Invited to "Narayan Health" for "Symposium on Pediatric Liver Transplantation"

This weekend, I shall be at Narayan Health- Mazumdar Shah Medical Center, for taking a lecture on "Long term Kidney Issues in Pediatric Liver Transplantation".

It shall be interesting to have audience as Pediatric Liver transplant physicians and Pediatric Liver transplant surgeons, and trying to create awareness about renal issues in all kinds of Pediatric Transplantation.

It shall also be an honor to talk after well renowned Pediatric transplant physicians of the country!



Tuesday, April 19, 2016

What should be the dose of CRRT in patients with sepsis?
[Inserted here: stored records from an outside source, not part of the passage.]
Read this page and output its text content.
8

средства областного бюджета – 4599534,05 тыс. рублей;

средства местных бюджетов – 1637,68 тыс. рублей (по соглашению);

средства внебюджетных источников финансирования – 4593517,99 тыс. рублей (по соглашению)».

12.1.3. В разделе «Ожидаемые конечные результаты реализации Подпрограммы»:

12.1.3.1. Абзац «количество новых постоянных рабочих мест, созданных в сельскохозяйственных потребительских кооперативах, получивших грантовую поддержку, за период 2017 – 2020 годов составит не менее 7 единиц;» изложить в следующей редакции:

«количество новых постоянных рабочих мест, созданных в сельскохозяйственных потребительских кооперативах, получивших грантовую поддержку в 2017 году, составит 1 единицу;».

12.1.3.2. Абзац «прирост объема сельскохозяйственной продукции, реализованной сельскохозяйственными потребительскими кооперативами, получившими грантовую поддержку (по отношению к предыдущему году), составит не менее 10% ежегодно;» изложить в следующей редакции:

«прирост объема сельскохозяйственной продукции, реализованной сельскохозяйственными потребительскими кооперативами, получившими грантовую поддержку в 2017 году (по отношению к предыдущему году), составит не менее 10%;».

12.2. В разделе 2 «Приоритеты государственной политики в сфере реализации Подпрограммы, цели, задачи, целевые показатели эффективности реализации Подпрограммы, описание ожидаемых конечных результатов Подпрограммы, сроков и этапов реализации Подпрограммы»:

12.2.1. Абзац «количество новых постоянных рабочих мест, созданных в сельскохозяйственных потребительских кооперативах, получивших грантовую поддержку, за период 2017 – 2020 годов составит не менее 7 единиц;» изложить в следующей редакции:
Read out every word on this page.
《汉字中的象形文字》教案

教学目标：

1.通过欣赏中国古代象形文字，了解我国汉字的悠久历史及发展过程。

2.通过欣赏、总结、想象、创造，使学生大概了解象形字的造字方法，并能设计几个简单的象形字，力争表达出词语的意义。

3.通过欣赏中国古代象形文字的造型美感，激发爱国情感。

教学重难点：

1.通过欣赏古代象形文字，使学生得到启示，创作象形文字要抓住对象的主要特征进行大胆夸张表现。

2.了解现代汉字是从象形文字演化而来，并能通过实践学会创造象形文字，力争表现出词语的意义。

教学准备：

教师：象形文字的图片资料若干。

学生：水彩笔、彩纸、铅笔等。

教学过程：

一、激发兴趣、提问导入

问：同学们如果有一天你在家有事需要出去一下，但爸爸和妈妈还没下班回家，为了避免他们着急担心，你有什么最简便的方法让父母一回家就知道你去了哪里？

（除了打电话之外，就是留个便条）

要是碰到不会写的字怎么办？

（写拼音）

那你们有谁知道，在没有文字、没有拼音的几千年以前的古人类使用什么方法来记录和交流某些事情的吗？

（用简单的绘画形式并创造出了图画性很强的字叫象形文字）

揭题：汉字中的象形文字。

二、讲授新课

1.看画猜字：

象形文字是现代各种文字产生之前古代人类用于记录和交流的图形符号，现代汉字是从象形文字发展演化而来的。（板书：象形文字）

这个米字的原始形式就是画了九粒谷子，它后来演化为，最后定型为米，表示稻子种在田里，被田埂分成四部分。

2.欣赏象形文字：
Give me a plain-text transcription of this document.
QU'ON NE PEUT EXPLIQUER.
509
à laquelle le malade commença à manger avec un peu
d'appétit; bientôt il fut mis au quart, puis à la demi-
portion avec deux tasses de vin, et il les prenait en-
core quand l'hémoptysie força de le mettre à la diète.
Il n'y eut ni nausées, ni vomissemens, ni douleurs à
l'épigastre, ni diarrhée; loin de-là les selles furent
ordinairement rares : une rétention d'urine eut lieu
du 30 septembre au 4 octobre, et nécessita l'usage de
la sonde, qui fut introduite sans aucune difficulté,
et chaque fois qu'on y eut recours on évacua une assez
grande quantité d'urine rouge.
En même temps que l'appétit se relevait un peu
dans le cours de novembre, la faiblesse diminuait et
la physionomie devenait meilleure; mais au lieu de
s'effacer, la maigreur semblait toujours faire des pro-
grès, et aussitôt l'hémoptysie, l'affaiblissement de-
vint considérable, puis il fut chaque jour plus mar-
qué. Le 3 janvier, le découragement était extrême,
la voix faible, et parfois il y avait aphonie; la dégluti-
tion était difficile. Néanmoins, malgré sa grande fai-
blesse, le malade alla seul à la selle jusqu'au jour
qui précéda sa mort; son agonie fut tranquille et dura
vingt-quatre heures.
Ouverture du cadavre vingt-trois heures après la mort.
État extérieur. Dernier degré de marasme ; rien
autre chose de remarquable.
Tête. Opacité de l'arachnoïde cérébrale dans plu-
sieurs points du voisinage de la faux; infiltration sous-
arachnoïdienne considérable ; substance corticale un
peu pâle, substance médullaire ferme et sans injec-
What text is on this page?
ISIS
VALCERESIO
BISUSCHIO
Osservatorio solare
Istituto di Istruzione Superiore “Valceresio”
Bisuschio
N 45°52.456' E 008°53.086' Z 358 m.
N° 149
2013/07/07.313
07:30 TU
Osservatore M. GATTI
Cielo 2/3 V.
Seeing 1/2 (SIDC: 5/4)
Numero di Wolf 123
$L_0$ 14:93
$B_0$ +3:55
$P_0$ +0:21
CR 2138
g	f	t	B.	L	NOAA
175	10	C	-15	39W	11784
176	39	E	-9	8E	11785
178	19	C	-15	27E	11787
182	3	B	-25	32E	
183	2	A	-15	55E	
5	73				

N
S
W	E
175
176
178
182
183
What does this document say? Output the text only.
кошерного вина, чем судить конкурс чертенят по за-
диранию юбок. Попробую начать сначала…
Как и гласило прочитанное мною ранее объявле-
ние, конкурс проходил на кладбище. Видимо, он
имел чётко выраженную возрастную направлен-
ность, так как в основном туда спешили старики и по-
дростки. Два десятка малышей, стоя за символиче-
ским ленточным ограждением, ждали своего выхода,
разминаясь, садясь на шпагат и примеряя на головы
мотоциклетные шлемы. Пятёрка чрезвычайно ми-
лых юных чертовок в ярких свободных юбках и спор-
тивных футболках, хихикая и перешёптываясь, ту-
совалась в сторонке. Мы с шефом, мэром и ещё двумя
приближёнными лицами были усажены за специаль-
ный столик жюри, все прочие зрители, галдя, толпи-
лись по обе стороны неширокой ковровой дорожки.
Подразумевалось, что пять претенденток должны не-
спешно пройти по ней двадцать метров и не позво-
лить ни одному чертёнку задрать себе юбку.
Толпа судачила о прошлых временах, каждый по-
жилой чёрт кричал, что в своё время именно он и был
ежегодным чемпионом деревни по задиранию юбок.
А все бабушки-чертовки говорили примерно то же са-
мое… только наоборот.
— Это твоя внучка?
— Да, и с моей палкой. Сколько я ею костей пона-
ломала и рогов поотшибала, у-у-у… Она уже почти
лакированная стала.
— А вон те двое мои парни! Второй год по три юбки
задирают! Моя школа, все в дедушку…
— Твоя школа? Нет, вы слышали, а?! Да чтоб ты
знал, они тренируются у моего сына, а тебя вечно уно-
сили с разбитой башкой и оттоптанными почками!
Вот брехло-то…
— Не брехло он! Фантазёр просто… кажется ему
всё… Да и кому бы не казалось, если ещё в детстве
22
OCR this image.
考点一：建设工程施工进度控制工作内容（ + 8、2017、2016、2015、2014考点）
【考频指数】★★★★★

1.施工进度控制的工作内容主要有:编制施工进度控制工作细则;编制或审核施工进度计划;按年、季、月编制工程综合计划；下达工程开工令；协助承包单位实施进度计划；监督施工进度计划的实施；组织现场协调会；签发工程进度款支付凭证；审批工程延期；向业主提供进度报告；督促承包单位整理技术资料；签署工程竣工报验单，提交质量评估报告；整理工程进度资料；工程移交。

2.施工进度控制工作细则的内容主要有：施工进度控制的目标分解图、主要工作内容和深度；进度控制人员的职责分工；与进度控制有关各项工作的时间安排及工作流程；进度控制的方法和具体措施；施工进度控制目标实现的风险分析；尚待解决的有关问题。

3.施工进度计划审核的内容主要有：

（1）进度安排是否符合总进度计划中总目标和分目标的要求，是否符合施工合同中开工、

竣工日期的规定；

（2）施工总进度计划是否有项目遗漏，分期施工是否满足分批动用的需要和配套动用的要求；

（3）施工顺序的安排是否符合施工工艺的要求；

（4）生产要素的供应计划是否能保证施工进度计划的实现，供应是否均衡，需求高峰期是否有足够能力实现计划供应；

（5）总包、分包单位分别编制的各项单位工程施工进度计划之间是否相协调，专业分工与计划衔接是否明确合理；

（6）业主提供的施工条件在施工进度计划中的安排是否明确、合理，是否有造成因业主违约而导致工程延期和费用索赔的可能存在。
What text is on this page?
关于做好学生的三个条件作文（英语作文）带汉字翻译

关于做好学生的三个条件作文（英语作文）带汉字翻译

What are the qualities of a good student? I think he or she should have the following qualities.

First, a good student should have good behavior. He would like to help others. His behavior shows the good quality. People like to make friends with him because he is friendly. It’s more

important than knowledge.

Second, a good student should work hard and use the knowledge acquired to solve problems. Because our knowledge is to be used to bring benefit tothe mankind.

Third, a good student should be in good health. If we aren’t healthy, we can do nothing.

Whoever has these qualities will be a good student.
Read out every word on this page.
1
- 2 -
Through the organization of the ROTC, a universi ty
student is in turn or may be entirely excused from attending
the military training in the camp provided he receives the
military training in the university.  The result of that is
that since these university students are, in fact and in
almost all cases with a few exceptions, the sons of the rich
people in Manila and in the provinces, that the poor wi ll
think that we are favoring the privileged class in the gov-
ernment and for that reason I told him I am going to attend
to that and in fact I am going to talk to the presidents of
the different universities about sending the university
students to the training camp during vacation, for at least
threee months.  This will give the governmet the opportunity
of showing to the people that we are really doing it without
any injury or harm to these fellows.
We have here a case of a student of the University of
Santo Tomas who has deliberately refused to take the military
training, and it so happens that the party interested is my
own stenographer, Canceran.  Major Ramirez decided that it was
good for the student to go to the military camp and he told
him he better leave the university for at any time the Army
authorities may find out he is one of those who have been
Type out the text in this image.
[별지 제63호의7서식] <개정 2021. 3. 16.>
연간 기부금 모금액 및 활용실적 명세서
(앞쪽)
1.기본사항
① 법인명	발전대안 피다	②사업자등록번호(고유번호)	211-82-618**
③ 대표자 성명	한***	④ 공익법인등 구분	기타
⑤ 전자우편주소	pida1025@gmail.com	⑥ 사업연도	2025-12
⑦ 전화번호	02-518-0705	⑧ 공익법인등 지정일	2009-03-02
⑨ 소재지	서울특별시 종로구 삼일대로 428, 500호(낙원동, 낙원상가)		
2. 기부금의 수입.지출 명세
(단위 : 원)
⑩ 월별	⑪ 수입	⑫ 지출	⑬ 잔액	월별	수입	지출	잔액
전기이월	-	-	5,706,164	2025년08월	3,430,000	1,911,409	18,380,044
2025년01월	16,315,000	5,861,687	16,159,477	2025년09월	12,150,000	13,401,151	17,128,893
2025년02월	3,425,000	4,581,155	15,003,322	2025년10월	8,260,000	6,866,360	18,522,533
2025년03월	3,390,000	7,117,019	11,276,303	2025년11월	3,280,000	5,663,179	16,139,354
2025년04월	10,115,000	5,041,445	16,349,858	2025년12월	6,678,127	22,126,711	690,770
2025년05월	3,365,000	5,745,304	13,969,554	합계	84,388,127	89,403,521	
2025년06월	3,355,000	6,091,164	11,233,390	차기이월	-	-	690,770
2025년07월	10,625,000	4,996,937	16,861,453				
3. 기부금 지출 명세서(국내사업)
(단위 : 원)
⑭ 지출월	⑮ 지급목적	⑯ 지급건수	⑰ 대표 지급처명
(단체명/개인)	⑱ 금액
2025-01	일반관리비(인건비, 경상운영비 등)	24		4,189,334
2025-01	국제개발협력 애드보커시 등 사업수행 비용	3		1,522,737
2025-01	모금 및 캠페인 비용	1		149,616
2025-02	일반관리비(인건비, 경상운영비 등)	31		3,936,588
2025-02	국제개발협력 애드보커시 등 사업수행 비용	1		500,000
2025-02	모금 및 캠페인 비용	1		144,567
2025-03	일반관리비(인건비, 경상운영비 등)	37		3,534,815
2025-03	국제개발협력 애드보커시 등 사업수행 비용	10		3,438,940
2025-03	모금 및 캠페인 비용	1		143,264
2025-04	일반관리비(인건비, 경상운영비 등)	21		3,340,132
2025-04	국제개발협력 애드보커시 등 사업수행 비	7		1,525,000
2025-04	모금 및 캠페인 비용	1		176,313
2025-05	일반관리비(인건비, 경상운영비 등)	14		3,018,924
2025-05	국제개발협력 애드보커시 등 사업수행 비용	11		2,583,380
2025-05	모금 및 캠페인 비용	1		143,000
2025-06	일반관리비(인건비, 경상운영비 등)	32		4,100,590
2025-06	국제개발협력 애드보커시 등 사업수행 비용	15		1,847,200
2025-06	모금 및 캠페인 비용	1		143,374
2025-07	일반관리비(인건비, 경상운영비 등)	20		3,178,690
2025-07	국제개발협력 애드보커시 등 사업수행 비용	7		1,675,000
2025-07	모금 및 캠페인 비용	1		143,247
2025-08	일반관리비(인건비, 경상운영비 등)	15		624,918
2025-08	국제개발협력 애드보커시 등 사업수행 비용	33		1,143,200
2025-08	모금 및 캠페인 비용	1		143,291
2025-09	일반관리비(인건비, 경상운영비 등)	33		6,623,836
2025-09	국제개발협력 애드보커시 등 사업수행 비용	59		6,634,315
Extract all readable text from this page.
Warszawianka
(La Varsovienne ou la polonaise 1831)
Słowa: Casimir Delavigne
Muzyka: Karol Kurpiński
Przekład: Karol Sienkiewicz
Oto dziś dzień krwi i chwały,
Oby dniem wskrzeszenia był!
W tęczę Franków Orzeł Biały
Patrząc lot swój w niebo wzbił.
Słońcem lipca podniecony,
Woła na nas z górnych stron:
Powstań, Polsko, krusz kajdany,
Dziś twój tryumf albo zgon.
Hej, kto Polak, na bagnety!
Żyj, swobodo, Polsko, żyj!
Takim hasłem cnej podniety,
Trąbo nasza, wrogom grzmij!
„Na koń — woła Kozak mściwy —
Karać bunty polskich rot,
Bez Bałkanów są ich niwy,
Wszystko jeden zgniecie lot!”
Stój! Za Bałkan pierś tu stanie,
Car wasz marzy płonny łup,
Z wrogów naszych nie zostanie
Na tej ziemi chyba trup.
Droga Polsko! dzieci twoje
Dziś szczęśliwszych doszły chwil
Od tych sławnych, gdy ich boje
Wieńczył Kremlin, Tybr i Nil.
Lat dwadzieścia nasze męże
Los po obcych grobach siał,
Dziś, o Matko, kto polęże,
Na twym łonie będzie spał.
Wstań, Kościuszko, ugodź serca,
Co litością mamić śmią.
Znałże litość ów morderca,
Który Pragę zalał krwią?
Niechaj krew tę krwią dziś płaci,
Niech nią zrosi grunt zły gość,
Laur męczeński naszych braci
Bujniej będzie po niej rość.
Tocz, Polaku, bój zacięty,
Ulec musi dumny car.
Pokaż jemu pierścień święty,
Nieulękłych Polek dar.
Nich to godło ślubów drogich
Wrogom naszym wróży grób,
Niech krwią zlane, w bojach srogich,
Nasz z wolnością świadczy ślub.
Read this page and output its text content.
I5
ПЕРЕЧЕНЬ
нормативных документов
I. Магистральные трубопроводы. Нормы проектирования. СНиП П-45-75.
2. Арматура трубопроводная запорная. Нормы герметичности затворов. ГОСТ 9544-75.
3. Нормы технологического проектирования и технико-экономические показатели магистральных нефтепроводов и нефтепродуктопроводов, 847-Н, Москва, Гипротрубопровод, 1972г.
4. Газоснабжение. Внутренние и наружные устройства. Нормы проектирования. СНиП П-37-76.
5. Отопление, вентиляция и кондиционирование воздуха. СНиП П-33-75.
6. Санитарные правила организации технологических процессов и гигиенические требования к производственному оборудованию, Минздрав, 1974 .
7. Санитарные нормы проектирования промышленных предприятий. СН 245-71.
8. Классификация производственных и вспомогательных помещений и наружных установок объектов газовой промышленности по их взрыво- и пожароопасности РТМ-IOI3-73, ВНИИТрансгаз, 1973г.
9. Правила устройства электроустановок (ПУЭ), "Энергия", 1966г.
Continuous renal replacement therapy (CRRT) has been suggested to play a part in immunomodulation by cytokine removal. However, the effect of continuous venovenous hemodiafiltration (CVVHDF) dose on inflammatory cytokine removal and its influence on patient outcomes are not yet clear.

Randomised Controlled Trial published in American Journal of Kidney Diseases 2016

Intervention: Conventional (40 mL/kg/h) and high (80 mL/kg/h) doses of CVVHDF for the duration of CRRT
Results: High-dose CVVHDF, but not the conventional dose, significantly reduced interleukin 6 (IL-6), IL-8, IL-1b, and IL-10 levels.
Conclusions
High CVVHDF dose did not improve patient outcomes despite its significant influence on inflammatory cytokine removal. CRRT-induced immunomodulation may not be sufficient to influence clinical end points.
Personal view: These patients are so sick, that these studies usually fail to find a change in the hard clinical end points. 

Monitoring children for upper tract damage in Myelodysplasia

An interesting abstract from Turkey published in Journal of Urology 2009 on looking at the peak detrusor pressures and the risk of upper tract damage in these children. It challenges the McGuire study on leak point pressures published in 1981.
Detrusor leak point pressure evolved from the research of McGuire in the early 1980s (McGuire, Woodside, Borden, & Weiss, 1981). McGuire, Woodside, and Borden (1983) studied a population of myelodysplastic children and noted a correlation between the DLPP and the likelihood of upper-tract deterioration. Of the 42 patients studied, 22 had DLPP > 40 cm H2O. In that group, vesicoureteral reflux occurred in 68% and ureteral dilatation in 81%. In long-term followup, patients with the DLPP > 40 cm H2O developed upper-tract deterioration at a rate of 100% (McGuire et al., 1983).
Image Source

Thursday, April 7, 2016

Lichen Planus and Nephrotic syndrom


Today one of my old nephrotic syndrome child presented with skin lesions bilaterally symmetrical violaceous polygonal pruritic papules present over both upper limbs, diagnostic of lichen planus.

Coincidence of lichen planus in nephrotic syndrome may reflect common immunological abnormalities, based on altered cell mediated immunity. It has already been reported from our friend Dr Sriram from JIPMER.  Lichen planus is a chronic inflammatory dermatological condition usually affecting adults, but rare in children. The diagnosis is essentially clinical.